Malou makes creatures with her hands. HDK-Valand gave her the chance
She applied to HDK-Valand in order to explore her artistic side. A couple of years after graduating, Malou Larsson is still on that same path. Her dream is to be able to take ceramic art into the forest and build there site-specific works that more or less grow out of the earth.
When Malou Larsson was growing up in Örby, a little village south-east of Gothenburg, she was a football player with no plans for a future in the arts. But something happened in lower secondary school, and she started staying late in the art studio even after class was over. “I stayed on after everyone else had left and wanted to get help with my assignments,” she says.
The road to HDK-Valand
Getting involved in ceramic arts wasn’t even on her radar. Not at that time. It wasn’t until she took a trip to Cuba and South America as an adult that the idea occurred to her.
“When I saw their utilitarian objects,” says Malou, “it struck me that this was something I wanted to work with. I had never worked in clay, but I applied to the ceramics programme at the community college in Grebbestad.”
Since then, she has never once doubted her choice of career: “Nope, never. After Grebbestad, I spent two years at Formakademin [design school] in Lidköping, always with the feeling that I would eventually end up at HDK-Valand. I just wanted a chance to work with clay, to continue exploring the material and take it as far as I could,” she says.
“All of the programmes I’ve attended have been superb, but the ones in Grebbestadand Lidköping are actually more traditional pottery programmes – with lots of technique and lots of throwing pots.”
The making of Malou’s creatures
Today Malou has found her stride. For one thing, she has gotten a great deal of attention for her creatures, as she calls them, and has been given the chance to display her work in both gallery shows and juried exhibitions. “It was during my thesis project at HDK-Valand that I really found my own expression,” she says. “I had made several smaller ceramic heads before, but wanted to go up in scale and to work with glazes. So I got to work, dug in with my hands and tried not to think so much.”
The result was five large heads – five creatures – with different, often ambiguous and dark, emotional expressions. Nowadays these creatures number in the hundreds, and many of them have had to be relocated to Örby for storage. Malou doesn’t in fact want to be separated from them, but there’s simply no longer room for them in the workshop she has been sharing in Gothenburg with seven other ceramic artists since 2019.
The workshop is in the old sugar mill at Klippan. It was here Malou relocated her work immediately after the completion of her studies at HDK-Valand.
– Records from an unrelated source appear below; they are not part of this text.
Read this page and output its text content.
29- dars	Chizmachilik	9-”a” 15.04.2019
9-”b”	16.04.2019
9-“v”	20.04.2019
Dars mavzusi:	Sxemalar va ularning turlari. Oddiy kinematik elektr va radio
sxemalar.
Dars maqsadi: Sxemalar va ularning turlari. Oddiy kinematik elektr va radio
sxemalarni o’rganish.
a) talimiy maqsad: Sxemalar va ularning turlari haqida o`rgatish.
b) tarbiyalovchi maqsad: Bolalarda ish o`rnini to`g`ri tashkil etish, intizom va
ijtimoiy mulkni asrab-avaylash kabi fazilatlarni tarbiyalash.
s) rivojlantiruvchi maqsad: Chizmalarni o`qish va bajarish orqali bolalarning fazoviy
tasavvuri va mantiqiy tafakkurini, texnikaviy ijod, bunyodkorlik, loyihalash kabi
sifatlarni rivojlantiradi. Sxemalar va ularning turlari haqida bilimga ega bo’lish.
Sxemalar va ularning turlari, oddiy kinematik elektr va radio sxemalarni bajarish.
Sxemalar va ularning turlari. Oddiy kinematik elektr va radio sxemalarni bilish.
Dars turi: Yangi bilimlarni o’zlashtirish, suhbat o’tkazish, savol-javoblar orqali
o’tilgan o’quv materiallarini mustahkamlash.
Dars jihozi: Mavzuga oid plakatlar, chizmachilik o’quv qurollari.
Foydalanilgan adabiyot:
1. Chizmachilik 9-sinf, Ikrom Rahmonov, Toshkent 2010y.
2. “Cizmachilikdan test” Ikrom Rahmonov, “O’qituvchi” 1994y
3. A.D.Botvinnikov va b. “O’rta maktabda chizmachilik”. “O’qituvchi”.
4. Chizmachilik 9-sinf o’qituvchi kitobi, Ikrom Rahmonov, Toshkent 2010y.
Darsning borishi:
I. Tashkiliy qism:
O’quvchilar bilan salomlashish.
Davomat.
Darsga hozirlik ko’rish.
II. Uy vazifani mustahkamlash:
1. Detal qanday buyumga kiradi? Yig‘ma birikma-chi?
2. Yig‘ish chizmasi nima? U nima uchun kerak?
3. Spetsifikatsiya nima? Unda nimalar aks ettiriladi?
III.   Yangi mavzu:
She enjoys having other ceramic artists nearby and having a context in which to work.
The programme paved the way
It was the same thing while she was studying. Her classmates and teachers at HDK-Valand were very important to her. “Just getting to be in a ceramic context for such a long time was valuable,” says Malou. “You have your class and you get to see what others are doing, which in turn makes it easier to see yourself, what you’re doing and who you are. The teachers serve as models, which is totally essential for realising that it’s actually possible – that you can actually work as a ceramic artist.”
Because it is possible. Very possible, in fact. Malou has a lot going on this spring. For one thing, she is a guest member of the artisan-driven shop Sintra, where she has seen so much demand for her works that they’ve run out of stock and she’s had to make new ones. She has also been invited to contribute to this summer’s exhibition Portrait of a Place at the Not Quite gallery in Fengersfors. She looks forward to the exhibition and appreciates the chance to work with the place in mind. “It’s going to be super cool to get to show my work there,” she says. “The plan is to build big.”
The dream scenario is to some day in the future be able to do an entire exhibition of her own that relates to a particular place – especially if it’s in the forest. Undeniably, it holds an important place in Malou’s life. “Imagine getting to do an exhibition of these creatures out in the woods,” she says. “To get to make new trails, build the creatures directly on the site and create a context for them to inhabit. It would be fantastic.”